The RBI should refine its approach, and should not make state governments responsible for waivers, Sharma said. There should be a uniform policy where, as the corporate write-offs, farm loan waivers should also be a responsibility of the bank.
The Kerala case
The all-India average loan-to-output ratio – the value-added compared to the agriculture loan provided – was 0.32. Eleven states’ ratios were higher, with Kerala’s being the highest at 0.90 and West Bengal’s the lowest at 0.09.
Although Rajasthan, Bihar and Uttar Pradesh have a ratio above the national average, they do not receive enough credit for crop input requirements, possibly “due to higher share of low-value crops in their overall crop output”.
Further, agricultural credit in Kerala and Tamil Nadu was nearly 180% of the states’ agriculture gross domestic product in 2015, 2016 and 2017, “indicating the possibility of diversion of credit for non-agricultural purposes”.
“There are people who avail crop loans or agriculture gold loans at special interest rates just by producing the land ownership documents, though the concerned piece of land may either be cultivated by someone else or may be lying fallow,” said Purushothaman.

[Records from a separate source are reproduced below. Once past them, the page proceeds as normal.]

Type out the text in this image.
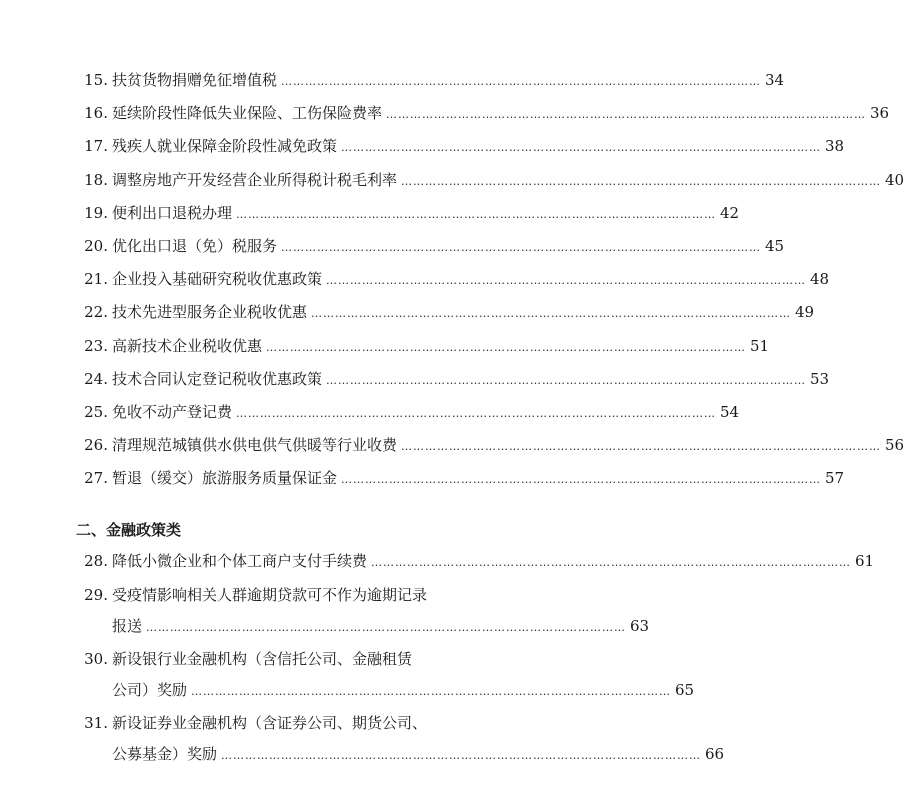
15. 扶贫货物捐赠免征增值税 …………………………………………………………………………………………………………	34
16. 延续阶段性降低失业保险、工伤保险费率 …………………………………………………………………………………………………………	36
17. 残疾人就业保障金阶段性减免政策 …………………………………………………………………………………………………………	38
18. 调整房地产开发经营企业所得税计税毛利率 …………………………………………………………………………………………………………	40
19. 便利出口退税办理 …………………………………………………………………………………………………………	42
20. 优化出口退（免）税服务 …………………………………………………………………………………………………………	45
21. 企业投入基础研究税收优惠政策 …………………………………………………………………………………………………………	48
22. 技术先进型服务企业税收优惠 …………………………………………………………………………………………………………	49
23. 高新技术企业税收优惠 …………………………………………………………………………………………………………	51
24. 技术合同认定登记税收优惠政策 …………………………………………………………………………………………………………	53
25. 免收不动产登记费 …………………………………………………………………………………………………………	54
26. 清理规范城镇供水供电供气供暖等行业收费 …………………………………………………………………………………………………………	56
27. 暂退（缓交）旅游服务质量保证金 …………………………………………………………………………………………………………	57
二、金融政策类
28. 降低小微企业和个体工商户支付手续费 …………………………………………………………………………………………………………	61
29. 受疫情影响相关人群逾期贷款可不作为逾期记录
报送 …………………………………………………………………………………………………………	63
30. 新设银行业金融机构（含信托公司、金融租赁
公司）奖励 …………………………………………………………………………………………………………	65
31. 新设证券业金融机构（含证券公司、期货公司、
公募基金）奖励 …………………………………………………………………………………………………………	66
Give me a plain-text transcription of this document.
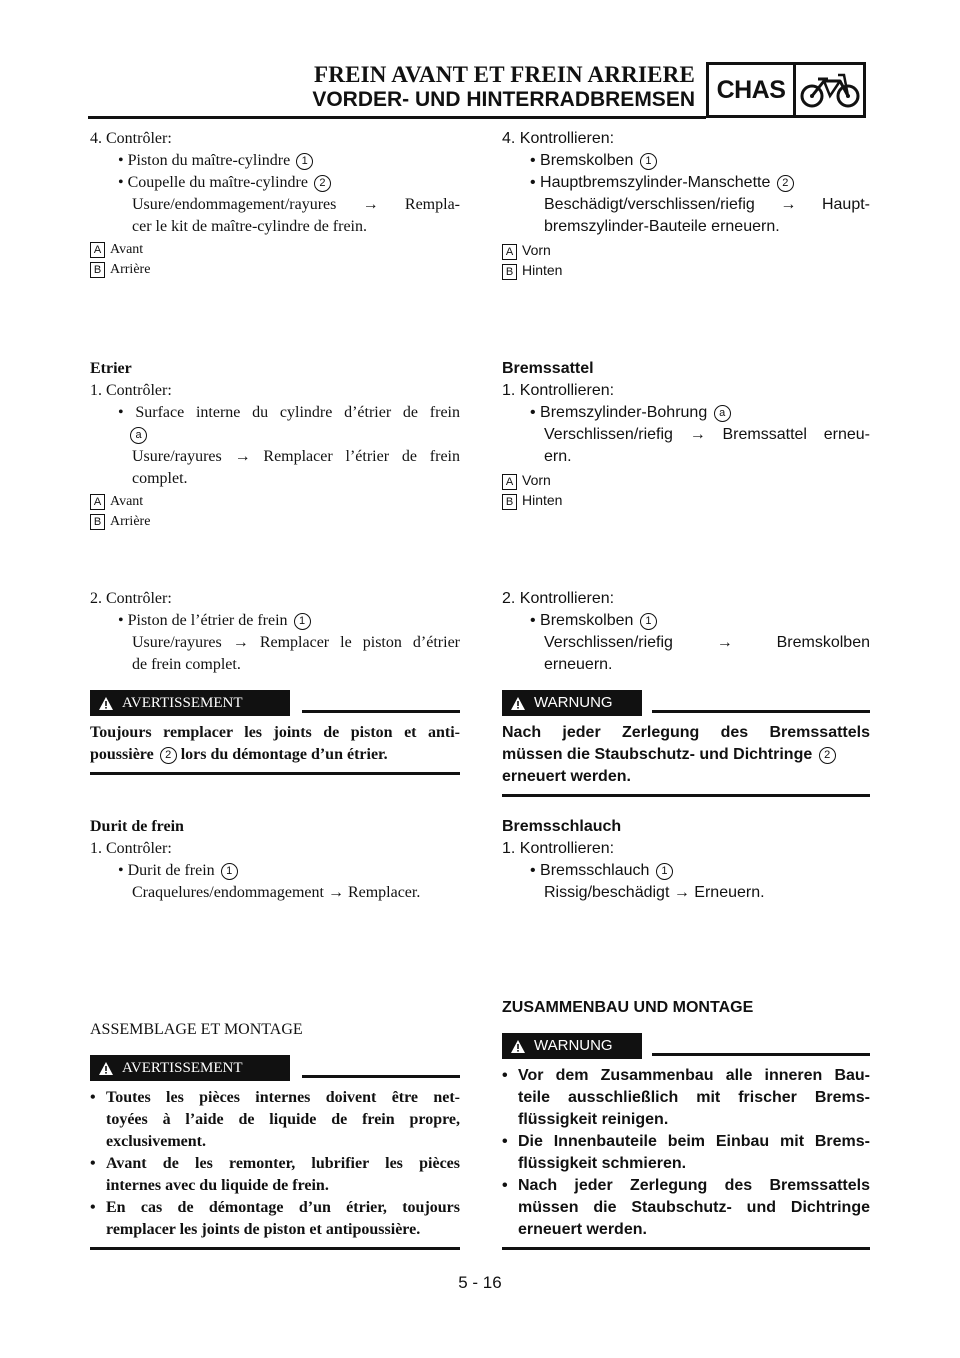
FREIN AVANT ET FREIN ARRIERE
VORDER- UND HINTERRADBREMSEN CHAS
4. Contrôler:
• Piston du maître-cylindre 1
• Coupelle du maître-cylindre 2
Usure/endommagement/rayures → Rempla-
cer le kit de maître-cylindre de frein.
A Avant
B Arrière
Etrier
1. Contrôler:
• Surface interne du cylindre d’étrier de frein
a
Usure/rayures → Remplacer l’étrier de frein
complet.
A Avant
B Arrière
2. Contrôler:
• Piston de l’étrier de frein 1
Usure/rayures → Remplacer le piston d’étrier
de frein complet.
AVERTISSEMENT
Toujours remplacer les joints de piston et anti-
poussière 2 lors du démontage d’un étrier.
Durit de frein
1. Contrôler:
• Durit de frein 1
Craquelures/endommagement → Remplacer.
ASSEMBLAGE ET MONTAGE
AVERTISSEMENT
• Toutes les pièces internes doivent être net-
toyées à l’aide de liquide de frein propre,
exclusivement.
• Avant de les remonter, lubrifier les pièces
internes avec du liquide de frein.
• En cas de démontage d’un étrier, toujours
remplacer les joints de piston et antipoussière.
4. Kontrollieren:
• Bremskolben 1
• Hauptbremszylinder-Manschette 2
Beschädigt/verschlissen/riefig → Haupt-
bremszylinder-Bauteile erneuern.
A Vorn
B Hinten
Bremssattel
1. Kontrollieren:
• Bremszylinder-Bohrung a
Verschlissen/riefig → Bremssattel erneu-
ern.
A Vorn
B Hinten
2. Kontrollieren:
• Bremskolben 1
Verschlissen/riefig → Bremskolben
erneuern.
WARNUNG
Nach jeder Zerlegung des Bremssattels
müssen die Staubschutz- und Dichtringe 2
erneuert werden.
Bremsschlauch
1. Kontrollieren:
• Bremsschlauch 1
Rissig/beschädigt → Erneuern.
ZUSAMMENBAU UND MONTAGE
WARNUNG
• Vor dem Zusammenbau alle inneren Bau-
teile ausschließlich mit frischer Brems-
flüssigkeit reinigen.
• Die Innenbauteile beim Einbau mit Brems-
flüssigkeit schmieren.
• Nach jeder Zerlegung des Bremssattels
müssen die Staubschutz- und Dichtringe
erneuert werden.
5 - 16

Analysts have previously commented on the diversion of farm loans towards large corporates that have interests in agri-business, as in this May 26 report in The Hindu, which pointed out that farm credits were increasingly cornered by agri-businesses, away from actual cultivators, between 2000 and 2007 in Maharashtra. “The number of loans of less than Rs 50,000 are slashed by 50%, while the number of loans of over Rs 10 crore to Rs 25 crore doubled or even trebled,” P Sainath, founder editor of People’s Archive of Rural India, wrote.
This article first appeared on IndiaSpend, a data-driven and public-interest journalism non-profit.